With popularization of LTE networks, various services such as high-definition videos and virtual reality develop rapidly. Emergence of these services imposes requirements for higher bandwidth and lower delays on the LTE networks. In an LTE network, one subframe in a time domain corresponds to one TI, one subframe consists of two timeslots (slot), and each timeslot occupies 0.5 ms. One timeslot consists of a plurality of symbols (symbol). When a normal cyclic prefix is configured, one timeslot includes seven symbols, and when an extended cyclic prefix is configured, one timeslot includes six symbols. In view of this, to reduce delays, a new scheduling mode: a shorter TTI scheduling mode is provided. To be specific, a terminal is scheduled at a period of time less than one millisecond, for example, one slot or one symbol. In an LTE FDD network, using an example in which a terminal is scheduled at a period of one symbol, duration from a time point at which a base station sends data to the terminal to a time point at which the terminal feeds back a response is reduced to eight symbols.
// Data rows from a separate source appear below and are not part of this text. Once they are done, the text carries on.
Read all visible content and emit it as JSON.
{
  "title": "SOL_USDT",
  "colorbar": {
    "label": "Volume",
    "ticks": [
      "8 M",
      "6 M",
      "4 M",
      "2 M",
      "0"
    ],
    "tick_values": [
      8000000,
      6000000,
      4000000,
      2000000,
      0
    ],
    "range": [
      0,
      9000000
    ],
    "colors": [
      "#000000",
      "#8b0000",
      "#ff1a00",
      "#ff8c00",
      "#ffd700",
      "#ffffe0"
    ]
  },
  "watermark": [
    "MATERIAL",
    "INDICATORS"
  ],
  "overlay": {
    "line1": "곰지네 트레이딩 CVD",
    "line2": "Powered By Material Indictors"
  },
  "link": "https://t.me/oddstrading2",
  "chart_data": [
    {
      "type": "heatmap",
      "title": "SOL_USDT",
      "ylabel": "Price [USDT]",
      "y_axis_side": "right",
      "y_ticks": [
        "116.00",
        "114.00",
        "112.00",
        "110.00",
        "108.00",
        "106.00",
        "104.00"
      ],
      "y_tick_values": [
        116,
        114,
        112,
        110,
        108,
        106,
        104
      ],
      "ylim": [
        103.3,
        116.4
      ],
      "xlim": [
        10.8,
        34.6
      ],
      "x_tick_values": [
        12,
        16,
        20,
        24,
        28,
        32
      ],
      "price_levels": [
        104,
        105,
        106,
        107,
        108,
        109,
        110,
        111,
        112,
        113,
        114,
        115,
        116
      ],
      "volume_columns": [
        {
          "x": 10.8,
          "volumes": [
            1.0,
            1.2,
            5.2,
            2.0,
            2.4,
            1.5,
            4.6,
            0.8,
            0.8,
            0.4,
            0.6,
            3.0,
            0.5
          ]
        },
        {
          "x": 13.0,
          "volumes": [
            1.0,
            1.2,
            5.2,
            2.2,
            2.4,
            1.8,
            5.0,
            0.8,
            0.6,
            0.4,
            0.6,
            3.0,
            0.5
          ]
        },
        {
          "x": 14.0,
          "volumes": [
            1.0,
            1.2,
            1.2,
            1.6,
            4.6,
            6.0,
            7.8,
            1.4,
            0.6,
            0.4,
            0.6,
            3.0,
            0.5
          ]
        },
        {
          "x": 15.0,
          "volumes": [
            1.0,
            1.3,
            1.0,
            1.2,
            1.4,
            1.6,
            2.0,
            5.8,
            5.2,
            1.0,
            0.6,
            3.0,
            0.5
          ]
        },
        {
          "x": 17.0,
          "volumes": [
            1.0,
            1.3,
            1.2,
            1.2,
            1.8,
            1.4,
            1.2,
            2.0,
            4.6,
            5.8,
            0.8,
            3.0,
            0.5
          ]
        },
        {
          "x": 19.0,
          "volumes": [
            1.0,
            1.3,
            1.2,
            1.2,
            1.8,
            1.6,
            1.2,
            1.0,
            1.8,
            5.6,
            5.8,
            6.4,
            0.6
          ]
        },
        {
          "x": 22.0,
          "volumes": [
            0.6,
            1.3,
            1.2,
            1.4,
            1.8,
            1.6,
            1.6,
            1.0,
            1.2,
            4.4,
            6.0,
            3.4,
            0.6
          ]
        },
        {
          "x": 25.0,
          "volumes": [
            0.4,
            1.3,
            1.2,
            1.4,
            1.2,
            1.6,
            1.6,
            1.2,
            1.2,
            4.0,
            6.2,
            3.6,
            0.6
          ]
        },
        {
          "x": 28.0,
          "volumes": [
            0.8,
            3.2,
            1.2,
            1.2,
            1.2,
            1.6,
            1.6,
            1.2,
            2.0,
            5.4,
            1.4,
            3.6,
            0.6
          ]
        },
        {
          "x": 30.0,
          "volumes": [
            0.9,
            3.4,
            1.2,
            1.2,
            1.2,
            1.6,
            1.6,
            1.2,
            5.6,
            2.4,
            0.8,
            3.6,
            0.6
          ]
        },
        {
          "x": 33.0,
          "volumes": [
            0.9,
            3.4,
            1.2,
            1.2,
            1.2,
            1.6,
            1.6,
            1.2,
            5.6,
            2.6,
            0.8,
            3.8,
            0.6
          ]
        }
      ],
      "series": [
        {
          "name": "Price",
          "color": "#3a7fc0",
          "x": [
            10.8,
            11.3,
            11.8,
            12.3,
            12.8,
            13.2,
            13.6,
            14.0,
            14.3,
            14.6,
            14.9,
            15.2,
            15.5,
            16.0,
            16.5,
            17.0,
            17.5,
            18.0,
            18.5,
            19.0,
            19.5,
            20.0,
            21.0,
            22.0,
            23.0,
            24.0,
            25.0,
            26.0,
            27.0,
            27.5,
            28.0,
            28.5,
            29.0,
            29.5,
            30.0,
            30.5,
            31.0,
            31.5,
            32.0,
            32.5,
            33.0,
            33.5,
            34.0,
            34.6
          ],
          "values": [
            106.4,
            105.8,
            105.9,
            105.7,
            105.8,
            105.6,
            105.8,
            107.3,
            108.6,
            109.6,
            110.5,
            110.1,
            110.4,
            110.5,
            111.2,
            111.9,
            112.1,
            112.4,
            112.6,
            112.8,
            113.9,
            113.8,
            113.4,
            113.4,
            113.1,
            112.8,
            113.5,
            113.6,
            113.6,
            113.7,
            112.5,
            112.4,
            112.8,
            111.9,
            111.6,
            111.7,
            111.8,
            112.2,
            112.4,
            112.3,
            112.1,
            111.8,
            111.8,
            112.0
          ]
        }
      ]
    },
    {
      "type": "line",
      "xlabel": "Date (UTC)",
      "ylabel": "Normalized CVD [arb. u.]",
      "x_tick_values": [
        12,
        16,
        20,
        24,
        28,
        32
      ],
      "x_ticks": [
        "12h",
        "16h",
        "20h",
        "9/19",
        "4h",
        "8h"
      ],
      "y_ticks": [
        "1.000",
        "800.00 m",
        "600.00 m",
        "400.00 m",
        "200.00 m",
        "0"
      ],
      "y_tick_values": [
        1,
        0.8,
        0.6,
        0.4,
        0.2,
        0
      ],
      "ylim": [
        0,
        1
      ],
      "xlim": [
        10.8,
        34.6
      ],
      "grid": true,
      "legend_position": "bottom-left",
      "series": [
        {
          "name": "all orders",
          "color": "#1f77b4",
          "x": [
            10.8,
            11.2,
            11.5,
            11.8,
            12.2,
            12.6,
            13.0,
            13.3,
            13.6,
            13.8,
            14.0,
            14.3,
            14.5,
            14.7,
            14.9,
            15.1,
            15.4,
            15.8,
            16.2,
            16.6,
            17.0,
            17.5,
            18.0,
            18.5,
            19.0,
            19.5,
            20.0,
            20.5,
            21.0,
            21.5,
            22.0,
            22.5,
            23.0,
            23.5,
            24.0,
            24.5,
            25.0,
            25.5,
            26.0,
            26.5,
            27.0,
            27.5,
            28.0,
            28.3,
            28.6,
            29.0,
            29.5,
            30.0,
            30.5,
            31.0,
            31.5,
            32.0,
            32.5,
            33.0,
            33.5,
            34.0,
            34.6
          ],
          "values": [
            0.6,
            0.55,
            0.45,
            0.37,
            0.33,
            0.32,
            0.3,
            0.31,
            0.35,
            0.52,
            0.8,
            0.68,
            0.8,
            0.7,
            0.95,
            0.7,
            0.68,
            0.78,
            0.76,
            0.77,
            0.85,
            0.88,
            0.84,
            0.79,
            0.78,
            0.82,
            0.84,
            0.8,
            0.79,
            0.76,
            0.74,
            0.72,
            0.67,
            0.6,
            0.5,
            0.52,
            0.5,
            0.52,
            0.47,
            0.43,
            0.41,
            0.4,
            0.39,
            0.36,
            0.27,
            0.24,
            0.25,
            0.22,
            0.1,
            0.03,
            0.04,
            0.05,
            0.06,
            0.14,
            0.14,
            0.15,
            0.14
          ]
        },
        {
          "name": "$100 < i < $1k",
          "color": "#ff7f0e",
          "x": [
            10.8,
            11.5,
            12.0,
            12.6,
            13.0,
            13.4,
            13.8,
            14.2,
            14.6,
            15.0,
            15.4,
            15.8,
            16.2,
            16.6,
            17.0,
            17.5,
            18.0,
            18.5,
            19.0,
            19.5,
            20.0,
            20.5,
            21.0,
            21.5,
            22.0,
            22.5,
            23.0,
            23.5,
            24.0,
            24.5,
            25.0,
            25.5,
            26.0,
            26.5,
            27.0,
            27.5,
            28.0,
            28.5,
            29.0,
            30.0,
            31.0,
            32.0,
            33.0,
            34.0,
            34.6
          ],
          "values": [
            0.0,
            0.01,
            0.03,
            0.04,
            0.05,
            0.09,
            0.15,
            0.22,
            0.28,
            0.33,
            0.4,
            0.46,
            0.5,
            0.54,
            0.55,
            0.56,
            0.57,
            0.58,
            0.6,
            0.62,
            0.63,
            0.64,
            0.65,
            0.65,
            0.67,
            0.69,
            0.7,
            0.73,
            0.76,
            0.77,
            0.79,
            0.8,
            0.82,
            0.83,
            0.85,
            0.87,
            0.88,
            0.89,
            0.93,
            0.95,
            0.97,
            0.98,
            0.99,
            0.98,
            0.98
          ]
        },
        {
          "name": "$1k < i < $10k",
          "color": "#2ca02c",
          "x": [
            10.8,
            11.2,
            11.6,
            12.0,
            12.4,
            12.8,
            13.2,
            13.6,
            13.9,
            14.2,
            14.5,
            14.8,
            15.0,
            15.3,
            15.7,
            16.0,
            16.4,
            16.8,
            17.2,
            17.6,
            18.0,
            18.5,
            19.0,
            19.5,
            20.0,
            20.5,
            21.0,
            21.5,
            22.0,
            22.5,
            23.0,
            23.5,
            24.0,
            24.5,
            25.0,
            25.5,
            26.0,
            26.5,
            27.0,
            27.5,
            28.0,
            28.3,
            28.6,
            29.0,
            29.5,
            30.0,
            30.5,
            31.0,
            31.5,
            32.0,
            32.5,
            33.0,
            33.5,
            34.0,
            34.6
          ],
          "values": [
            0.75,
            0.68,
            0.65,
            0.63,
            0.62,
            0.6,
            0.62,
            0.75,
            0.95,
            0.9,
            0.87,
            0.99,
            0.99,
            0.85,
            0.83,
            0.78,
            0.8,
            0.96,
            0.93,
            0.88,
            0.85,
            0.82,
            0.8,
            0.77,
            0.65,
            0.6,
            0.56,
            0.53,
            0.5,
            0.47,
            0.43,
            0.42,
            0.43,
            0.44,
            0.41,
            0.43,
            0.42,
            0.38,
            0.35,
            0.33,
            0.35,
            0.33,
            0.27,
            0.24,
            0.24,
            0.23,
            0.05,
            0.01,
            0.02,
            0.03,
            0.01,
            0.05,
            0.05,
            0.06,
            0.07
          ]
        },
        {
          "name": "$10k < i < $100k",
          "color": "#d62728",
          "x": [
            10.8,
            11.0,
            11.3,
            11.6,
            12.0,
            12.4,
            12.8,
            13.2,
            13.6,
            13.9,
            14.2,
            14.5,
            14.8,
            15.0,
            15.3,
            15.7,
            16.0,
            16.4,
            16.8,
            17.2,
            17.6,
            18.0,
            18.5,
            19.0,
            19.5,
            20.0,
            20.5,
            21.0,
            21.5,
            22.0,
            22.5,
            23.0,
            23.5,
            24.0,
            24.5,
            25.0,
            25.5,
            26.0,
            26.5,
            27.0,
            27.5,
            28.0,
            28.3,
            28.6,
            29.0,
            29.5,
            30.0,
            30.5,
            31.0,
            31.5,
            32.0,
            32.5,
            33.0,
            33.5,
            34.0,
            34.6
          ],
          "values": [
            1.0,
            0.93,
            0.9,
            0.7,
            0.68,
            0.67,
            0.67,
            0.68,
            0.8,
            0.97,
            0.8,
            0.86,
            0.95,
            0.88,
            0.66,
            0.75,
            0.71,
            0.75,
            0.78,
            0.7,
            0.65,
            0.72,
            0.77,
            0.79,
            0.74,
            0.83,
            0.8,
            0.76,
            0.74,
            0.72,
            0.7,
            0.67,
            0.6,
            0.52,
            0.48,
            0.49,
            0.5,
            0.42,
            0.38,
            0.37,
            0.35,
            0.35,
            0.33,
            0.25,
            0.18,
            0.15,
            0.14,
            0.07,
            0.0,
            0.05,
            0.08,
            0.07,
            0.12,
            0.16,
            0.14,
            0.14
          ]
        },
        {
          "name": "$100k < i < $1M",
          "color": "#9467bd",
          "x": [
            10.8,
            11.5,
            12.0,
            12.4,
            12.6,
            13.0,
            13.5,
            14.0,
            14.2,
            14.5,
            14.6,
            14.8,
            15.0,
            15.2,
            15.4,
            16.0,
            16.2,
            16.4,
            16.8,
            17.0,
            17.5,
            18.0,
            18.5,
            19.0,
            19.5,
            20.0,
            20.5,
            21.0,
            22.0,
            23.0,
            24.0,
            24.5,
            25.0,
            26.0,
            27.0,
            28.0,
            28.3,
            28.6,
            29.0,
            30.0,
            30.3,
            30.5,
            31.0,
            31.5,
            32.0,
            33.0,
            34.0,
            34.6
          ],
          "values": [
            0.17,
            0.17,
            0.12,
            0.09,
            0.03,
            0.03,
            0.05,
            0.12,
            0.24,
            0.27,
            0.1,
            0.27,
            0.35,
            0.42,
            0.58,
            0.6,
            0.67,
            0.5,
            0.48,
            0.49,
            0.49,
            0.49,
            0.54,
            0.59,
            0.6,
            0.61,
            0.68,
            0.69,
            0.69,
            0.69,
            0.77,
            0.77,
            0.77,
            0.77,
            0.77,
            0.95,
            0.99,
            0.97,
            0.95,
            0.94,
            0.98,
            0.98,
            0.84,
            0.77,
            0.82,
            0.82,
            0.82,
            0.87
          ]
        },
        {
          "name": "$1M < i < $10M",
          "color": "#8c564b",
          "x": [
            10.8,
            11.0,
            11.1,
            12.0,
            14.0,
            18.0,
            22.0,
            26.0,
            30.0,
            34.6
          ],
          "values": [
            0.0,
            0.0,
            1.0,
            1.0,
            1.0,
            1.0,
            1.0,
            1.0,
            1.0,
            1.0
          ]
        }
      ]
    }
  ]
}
In other words, there is a delay of eight symbols from a time point at which the base station sends the data to a time point at which the base station learns whether the data is successfully sent, so that the delay is less than one millisecond. It can be learned that a delay time is dramatically reduced after the shorter TTI scheduling mode is applied.
When the foregoing two scheduling modes exist in a same LTE network, a radio resource waste is caused.